Living organisms live because of the chemical processes happening in their body. These chemical processes are collectively called metabolism. When there is something wrong with the metabolism, the correct functioning of the organism’s body is hampered resulting in diseases. This is particularly true of human beings and one of the changes that happen in the body is called metabolic syndrome.
A Journalist Reveals contacted Dr. Harshad Limaye Consultant Physician from Nanavati Super Speciality Hospital, Vile Parle, Mumbai to explain to us about metabolic syndrome.
Characteristics: Metabolic Syndrome is also known as Insulin Resistance Syndrome or Syndrome X. It is not a disease by itself, but rather a group of characteristics that often occur together.
- Obesity, especially in the abdominal area, based on waist size greater than 102 cm in men, or greater than 88 cm in women.
- Impaired fasting glucose, based on fasting blood sugar, greater than 100 mg/dl.
- Increased blood pressure, based on blood pressure of 130/85 mm Hg or higher, or the need for medications for high blood pressure.
- Increased fasting levels of triglycerides, based on levels greater than 150 mg/dl, low fasting levels of HDL cholesterol below 40 mg/dl in men and below 50 mg/dl in women, or the need to take medicines for high triglycerides or low HDL cholesterol.
Having three or more of these characteristics may be labelled as Metabolic Syndrome and it causes resistance to the action of insulin in the body, in this way increasing the risk for:
- Type 2 diabetes (relative risk increased between 2.1 to 3.6 fold).
- Cardiovascular disease, including coronary artery disease leading to heart attacks and cerebrovascular disease which may lead to strokes (relative risk increased between 1.53 to 2.18 fold).
While the clustering of these characteristics had been observed and described many years back, it was first described as Syndrome X in the 1980s and has become commonly known more recently.
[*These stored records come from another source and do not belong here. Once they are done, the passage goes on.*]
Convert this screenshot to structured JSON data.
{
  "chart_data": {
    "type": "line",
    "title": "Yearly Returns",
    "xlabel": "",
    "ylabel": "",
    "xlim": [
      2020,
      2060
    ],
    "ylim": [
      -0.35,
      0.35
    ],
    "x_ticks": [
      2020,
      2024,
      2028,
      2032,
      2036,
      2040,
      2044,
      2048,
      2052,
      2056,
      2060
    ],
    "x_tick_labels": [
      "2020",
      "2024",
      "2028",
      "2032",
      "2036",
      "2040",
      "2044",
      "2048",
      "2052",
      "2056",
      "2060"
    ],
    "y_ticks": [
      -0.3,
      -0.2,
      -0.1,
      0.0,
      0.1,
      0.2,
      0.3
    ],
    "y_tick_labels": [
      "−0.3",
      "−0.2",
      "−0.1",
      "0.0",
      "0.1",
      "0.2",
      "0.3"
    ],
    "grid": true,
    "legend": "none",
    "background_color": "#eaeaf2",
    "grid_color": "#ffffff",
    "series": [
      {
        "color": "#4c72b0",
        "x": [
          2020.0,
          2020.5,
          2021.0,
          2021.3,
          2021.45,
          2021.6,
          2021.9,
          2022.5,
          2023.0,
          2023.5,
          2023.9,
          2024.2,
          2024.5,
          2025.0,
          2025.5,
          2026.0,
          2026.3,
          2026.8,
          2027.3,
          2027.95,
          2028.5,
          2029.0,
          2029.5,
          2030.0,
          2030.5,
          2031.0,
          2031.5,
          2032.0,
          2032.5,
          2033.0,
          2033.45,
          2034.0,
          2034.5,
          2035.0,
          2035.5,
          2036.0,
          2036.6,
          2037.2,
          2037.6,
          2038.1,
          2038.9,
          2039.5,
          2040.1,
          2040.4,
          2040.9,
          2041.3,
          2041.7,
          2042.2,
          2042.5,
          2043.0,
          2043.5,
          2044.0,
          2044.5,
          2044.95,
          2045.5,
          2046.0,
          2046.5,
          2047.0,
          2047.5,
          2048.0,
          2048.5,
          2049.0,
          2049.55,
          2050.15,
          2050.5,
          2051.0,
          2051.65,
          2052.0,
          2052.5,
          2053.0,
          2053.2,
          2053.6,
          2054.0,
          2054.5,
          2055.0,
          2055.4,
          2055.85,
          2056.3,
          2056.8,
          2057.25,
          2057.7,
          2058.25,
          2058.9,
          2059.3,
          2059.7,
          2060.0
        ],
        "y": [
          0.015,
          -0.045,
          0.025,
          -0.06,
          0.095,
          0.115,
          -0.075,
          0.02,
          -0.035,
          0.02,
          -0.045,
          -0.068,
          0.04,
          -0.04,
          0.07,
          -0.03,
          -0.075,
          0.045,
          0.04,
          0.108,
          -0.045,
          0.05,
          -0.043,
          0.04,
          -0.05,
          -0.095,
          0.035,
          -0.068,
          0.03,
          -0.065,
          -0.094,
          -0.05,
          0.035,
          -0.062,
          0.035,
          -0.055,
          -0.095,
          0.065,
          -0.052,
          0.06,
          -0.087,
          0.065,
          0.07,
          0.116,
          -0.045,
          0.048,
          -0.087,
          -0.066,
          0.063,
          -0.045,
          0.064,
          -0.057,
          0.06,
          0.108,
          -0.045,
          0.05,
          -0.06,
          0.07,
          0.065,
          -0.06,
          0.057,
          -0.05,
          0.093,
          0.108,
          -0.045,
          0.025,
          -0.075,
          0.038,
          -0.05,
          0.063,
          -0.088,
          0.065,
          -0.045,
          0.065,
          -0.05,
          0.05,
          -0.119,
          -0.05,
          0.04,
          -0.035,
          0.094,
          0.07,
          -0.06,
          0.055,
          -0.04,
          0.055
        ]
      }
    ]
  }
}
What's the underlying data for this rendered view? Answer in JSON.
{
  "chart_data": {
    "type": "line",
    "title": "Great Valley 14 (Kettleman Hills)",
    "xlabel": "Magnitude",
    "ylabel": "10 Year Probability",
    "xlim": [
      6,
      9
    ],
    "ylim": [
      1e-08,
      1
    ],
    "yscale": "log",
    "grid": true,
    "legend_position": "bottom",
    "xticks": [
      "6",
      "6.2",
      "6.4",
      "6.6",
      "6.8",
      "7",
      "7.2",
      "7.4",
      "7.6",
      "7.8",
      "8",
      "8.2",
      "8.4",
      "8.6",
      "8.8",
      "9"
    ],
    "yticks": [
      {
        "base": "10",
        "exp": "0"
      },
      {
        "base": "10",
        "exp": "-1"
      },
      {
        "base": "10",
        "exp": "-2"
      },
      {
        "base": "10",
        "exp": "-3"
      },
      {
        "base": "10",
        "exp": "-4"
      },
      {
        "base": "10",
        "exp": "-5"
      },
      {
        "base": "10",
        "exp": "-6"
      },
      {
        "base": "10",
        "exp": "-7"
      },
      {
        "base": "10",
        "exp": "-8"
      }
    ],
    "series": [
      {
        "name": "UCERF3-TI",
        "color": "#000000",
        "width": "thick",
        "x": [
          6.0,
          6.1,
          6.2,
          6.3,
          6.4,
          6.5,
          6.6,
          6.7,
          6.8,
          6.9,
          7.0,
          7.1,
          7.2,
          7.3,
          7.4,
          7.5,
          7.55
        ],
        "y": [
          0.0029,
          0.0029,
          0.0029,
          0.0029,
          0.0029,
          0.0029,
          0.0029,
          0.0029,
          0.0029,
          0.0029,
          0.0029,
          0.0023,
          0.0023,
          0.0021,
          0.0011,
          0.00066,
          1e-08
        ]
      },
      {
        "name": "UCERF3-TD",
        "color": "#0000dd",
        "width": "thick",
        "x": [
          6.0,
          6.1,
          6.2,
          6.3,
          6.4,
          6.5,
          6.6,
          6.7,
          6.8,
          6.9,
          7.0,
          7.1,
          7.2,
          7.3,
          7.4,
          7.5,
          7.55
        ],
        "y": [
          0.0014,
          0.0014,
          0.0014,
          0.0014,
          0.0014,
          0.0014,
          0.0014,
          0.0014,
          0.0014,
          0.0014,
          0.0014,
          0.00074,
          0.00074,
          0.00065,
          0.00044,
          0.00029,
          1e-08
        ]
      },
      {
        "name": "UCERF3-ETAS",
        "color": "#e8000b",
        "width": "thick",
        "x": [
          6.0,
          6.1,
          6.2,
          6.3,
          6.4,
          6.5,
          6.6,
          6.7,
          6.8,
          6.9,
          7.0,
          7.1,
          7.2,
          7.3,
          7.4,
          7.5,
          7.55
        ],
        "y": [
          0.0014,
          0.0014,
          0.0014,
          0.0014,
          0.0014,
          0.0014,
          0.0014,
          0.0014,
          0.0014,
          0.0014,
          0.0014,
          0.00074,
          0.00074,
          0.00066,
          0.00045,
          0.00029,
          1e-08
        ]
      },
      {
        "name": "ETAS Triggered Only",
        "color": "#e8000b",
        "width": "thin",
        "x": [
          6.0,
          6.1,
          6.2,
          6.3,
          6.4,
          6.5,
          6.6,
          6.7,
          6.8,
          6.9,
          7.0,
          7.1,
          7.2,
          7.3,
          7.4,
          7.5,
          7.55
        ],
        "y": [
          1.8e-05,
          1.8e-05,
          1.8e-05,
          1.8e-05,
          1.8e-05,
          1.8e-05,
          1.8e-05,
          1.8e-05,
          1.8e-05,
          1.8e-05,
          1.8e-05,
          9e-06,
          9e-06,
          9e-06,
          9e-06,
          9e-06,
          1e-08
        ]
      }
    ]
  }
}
In one study performed between 1999 and 2002, more than 34% of participants were identified with “Metabolic syndrome”.
Risk Factors: Age-dependent, increases in prevalence rates are known to occur; likewise, there are racial differences in occurrence too.
The following factors increase the risk of developing Metabolic Syndrome:
- Being overweight.
- Menopause (in women).
- Eating a high carbohydrate diet.
- Lack of physical activity.
- Family history of diabetes or Metabolic Syndrome.
- Some drugs, such as the anti-psychotic medication clozapine.
Diagnosis: The diagnosis of Metabolic Syndrome is on the basis of physical examination and blood tests (fasting sugar, cholesterol and triglyceride levels). Some studies have shown increase in other blood markers, but there is no consensus regarding the value of these other markers in diagnosis, as yet.
Managing Metabolic Syndrome: Management of Metabolic Syndrome is based on two major therapeutic goals:
- Treatment of underlying causes (e.g., overweight/ obesity and physical inactivity).
- Treatment of cardiovascular risk factors if they persist in spite of lifestyle modifications.
Weight reduction is optimal when managed with a multi-modality approach including exercise, diet and potential pharmacologic therapy.
- Several dietary approaches have been advocated. Dietary modification is often helpful. Some persons prefer specific diets. e.g., the Mediterranean diet is high in whole grains, nuts, vegetables, fruits and olive oil; the DASH diet requires one to eat no more than 2400 mg of sodium per day, 4-5 servings of fruits, 4-5 servings of vegetables, 2-3 servings of low-fat dairy products and all foods must contain <25% total fat per serving.
- At least 30 minutes of moderate practical physical activity (like brisk walking) on maximum days of the week is advised.
- Removal of abdominal fat by liposuction has not shown to help reduce the risk.
Other lifestyle modifications such as quitting smoking are also beneficial.
High blood pressure, high blood sugar levels and high triglyceride levels may need to be treated with medications, if lifestyle modifications do not bring these under control. The aim of pharmacologic therapy would be:
- Target LDL cholesterol level of <80-100 mg/dl.
- BP of <140/90 mm Hg, maybe even 130/80 mm Hg.
- Target blood sugar levels below 100 mg/dl.
In summary, while experts debate over whether Metabolic Syndrome should be a diagnosis by itself or not, there is no doubt that the cluster of characteristics described above does increase the risk of type 2 diabetes and cardiovascular complications and, therefore, interventions such as lifestyle modifications and if needed medications, are of value.